CTC Media operates four terrestrial channels including CTC, Domashniy, Perets and CTC Love. UTH operates two terrestrial channels, U and Disney (UTH owns 51% of Disney Channel Russia, the Walt Disney Company owns 49%), and a music pay TV channel called Muz-TV.
If the deal goes ahead, CTC Media will comply with an amendment to the Russian ‘On Mass Media’ law, which will impose a 20% non-Russian ownership cap of Russian television companies beginning on 1 January 2016. Currently Modern Times Group (MTG) owns the largest share of the media company (37.9%) and 36% of shares are traded on NASDAQ. CTC Media is the largest company in Russia to be affected by the ownership cap.
Around 25% of CTC Media shares will remain under the Cyprus-registered company Telcrest which is owned by Yuriy Kovalchuk, a Russian beneficiary, and his Russian partners. Under the amended law, such companies have until 1 January 2017 to transfer their assets to Russian companies.
UTH Russia is offering to pay $200 million for 75% in CTC Media, which implies a valuation of $267 million. To put things in perspective, Kovalchuk and his partners paid $1.1 billion for 25.2% in July 2013 (valuing the company over $4.4 billion).
It is surprising that CTC Media may be selling three quarters of the shares for as little as $200 million to UTH. However, UTH bosses would be fully aware that there have not been many offers and that CTC Media has not got much time until the 20% foreign ownership cap comes into effect. Kovalchuk could have been a potential buyer if his companies were not added to the EU and the US sanctions lists as a result of Russia’s annexation of Crimea. (Kovalchuk owns Telcrest through a bank called ‘Russia’ which is connected to the Russian government).

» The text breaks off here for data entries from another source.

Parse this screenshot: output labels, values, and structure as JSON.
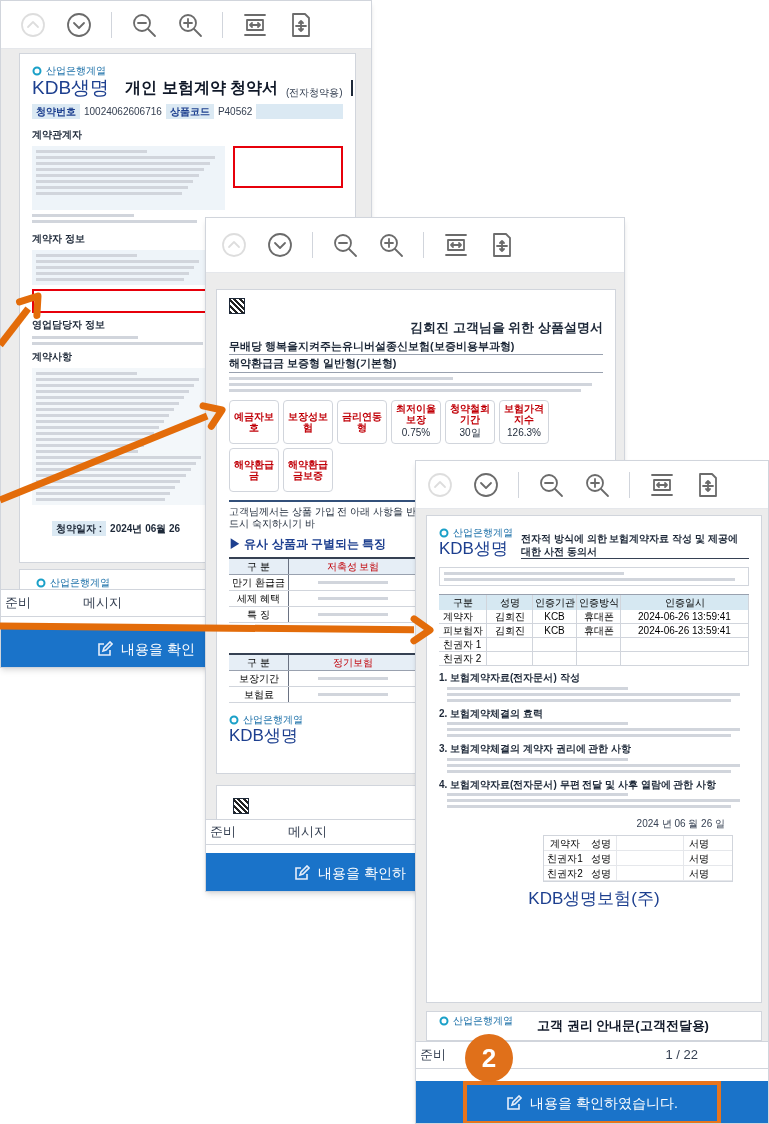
{
  "windows": [
    {
      "toolbar": [
        {
          "kind": "page-up",
          "disabled": true
        },
        {
          "kind": "page-down",
          "disabled": false
        },
        {
          "kind": "zoom-out",
          "disabled": false
        },
        {
          "kind": "zoom-in",
          "disabled": false
        },
        {
          "kind": "fit-width",
          "disabled": false
        },
        {
          "kind": "fit-page",
          "disabled": false
        }
      ],
      "document": {
        "kind": "application",
        "brand_group": "산업은행계열",
        "logo": "KDB생명",
        "title": "개인 보험계약 청약서",
        "subtitle": "(전자청약용)",
        "info": [
          {
            "label": "청약번호",
            "value": "10024062606716"
          },
          {
            "label": "상품코드",
            "value": "P40562"
          }
        ],
        "sections": [
          "계약관계자",
          "계약자 정보",
          "영업담당자 정보",
          "계약사항"
        ],
        "date_label": "청약일자 :",
        "date": "2024년 06월 26",
        "next_page_brand": "산업은행계열"
      },
      "status": {
        "left": "준비",
        "right": "메시지"
      },
      "confirm_button": {
        "label": "내용을 확인",
        "highlighted": false
      }
    },
    {
      "toolbar": [
        {
          "kind": "page-up",
          "disabled": true
        },
        {
          "kind": "page-down",
          "disabled": false
        },
        {
          "kind": "zoom-out",
          "disabled": false
        },
        {
          "kind": "zoom-in",
          "disabled": false
        },
        {
          "kind": "fit-width",
          "disabled": false
        },
        {
          "kind": "fit-page",
          "disabled": false
        }
      ],
      "document": {
        "kind": "explanation",
        "title": "김회진 고객님을 위한 상품설명서",
        "product": [
          "무배당 행복을지켜주는유니버설종신보험(보증비용부과형)",
          "해약환급금 보증형 일반형(기본형)"
        ],
        "tiles": [
          {
            "label": "예금자보호"
          },
          {
            "label": "보장성보험"
          },
          {
            "label": "금리연동형"
          },
          {
            "label": "최저이율보장",
            "value": "0.75%"
          },
          {
            "label": "청약철회기간",
            "value": "30일"
          },
          {
            "label": "보험가격지수",
            "value": "126.3%"
          },
          {
            "label": "해약환급금"
          },
          {
            "label": "해약환급금보증"
          }
        ],
        "notice": "고객님께서는 상품 가입 전 아래 사항을 반드시 숙지하시기 바",
        "feature_heading": "▶ 유사 상품과 구별되는 특징",
        "tables": [
          {
            "header": [
              "구 분",
              "저축성 보험"
            ],
            "rows": [
              "만기 환급금",
              "세제 혜택",
              "특 징"
            ]
          },
          {
            "header": [
              "구 분",
              "정기보험"
            ],
            "rows": [
              "보장기간",
              "보험료"
            ]
          }
        ],
        "footer_brand": "산업은행계열",
        "footer_logo": "KDB생명"
      },
      "status": {
        "left": "준비",
        "right": "메시지"
      },
      "confirm_button": {
        "label": "내용을 확인하",
        "highlighted": false
      }
    },
    {
      "toolbar": [
        {
          "kind": "page-up",
          "disabled": true
        },
        {
          "kind": "page-down",
          "disabled": false
        },
        {
          "kind": "zoom-out",
          "disabled": false
        },
        {
          "kind": "zoom-in",
          "disabled": false
        },
        {
          "kind": "fit-width",
          "disabled": false
        },
        {
          "kind": "fit-page",
          "disabled": false
        }
      ],
      "document": {
        "kind": "consent",
        "brand_group": "산업은행계열",
        "logo": "KDB생명",
        "title": "전자적 방식에 의한 보험계약자료 작성 및 제공에 대한 사전 동의서",
        "auth_table": {
          "header": [
            "구분",
            "성명",
            "인증기관",
            "인증방식",
            "인증일시"
          ],
          "rows": [
            {
              "role": "계약자",
              "cells": [
                "김회진",
                "KCB",
                "휴대폰",
                "2024-06-26 13:59:41"
              ]
            },
            {
              "role": "피보험자",
              "cells": [
                "김회진",
                "KCB",
                "휴대폰",
                "2024-06-26 13:59:41"
              ]
            },
            {
              "role": "친권자 1",
              "cells": []
            },
            {
              "role": "친권자 2",
              "cells": []
            }
          ]
        },
        "sections": [
          "1. 보험계약자료(전자문서) 작성",
          "2. 보험계약체결의 효력",
          "3. 보험계약체결의 계약자 권리에 관한 사항",
          "4. 보험계약자료(전자문서) 무편 전달 및 사후 열람에 관한 사항"
        ],
        "date": "2024 년 06 월 26 일",
        "signers": [
          {
            "role": "계약자",
            "name_label": "성명",
            "sign_label": "서명"
          },
          {
            "role": "친권자1",
            "name_label": "성명",
            "sign_label": "서명"
          },
          {
            "role": "친권자2",
            "name_label": "성명",
            "sign_label": "서명"
          }
        ],
        "company": "KDB생명보험(주)",
        "next_page_brand": "산업은행계열",
        "next_page_title": "고객 권리 안내문(고객전달용)"
      },
      "status": {
        "left": "준비",
        "right": "1 / 22"
      },
      "confirm_button": {
        "label": "내용을 확인하였습니다.",
        "highlighted": true
      }
    }
  ],
  "step_badge": "2"
}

CTC Media has set up a committee to negotiate with UTH Russia. The committee has promised a time period to UTH during which no other bids will be accepted so the parties can attempt to agree terms.
MTG’s approval of the deal is not enough, as a majority of minor stakeholders will need to vote for the deal. The long term shareholders are aware that the most likely outcome in the case of share buyback will be a small dividend on top of the share price which has decreased by over 83% in the year to date, according to Bloomberg NASDAQ data. The shareholders will most likely vote for the sale, because the alternative outcome is for CTC Media to close down - which will leave the shareholders even worse off.
There is still a chance that the On Mass Media law will change in favour of the foreign owners, but it’s widely believed that if UTH-CTC deal gets completed then the likelihood of such an amendment will be close to zero.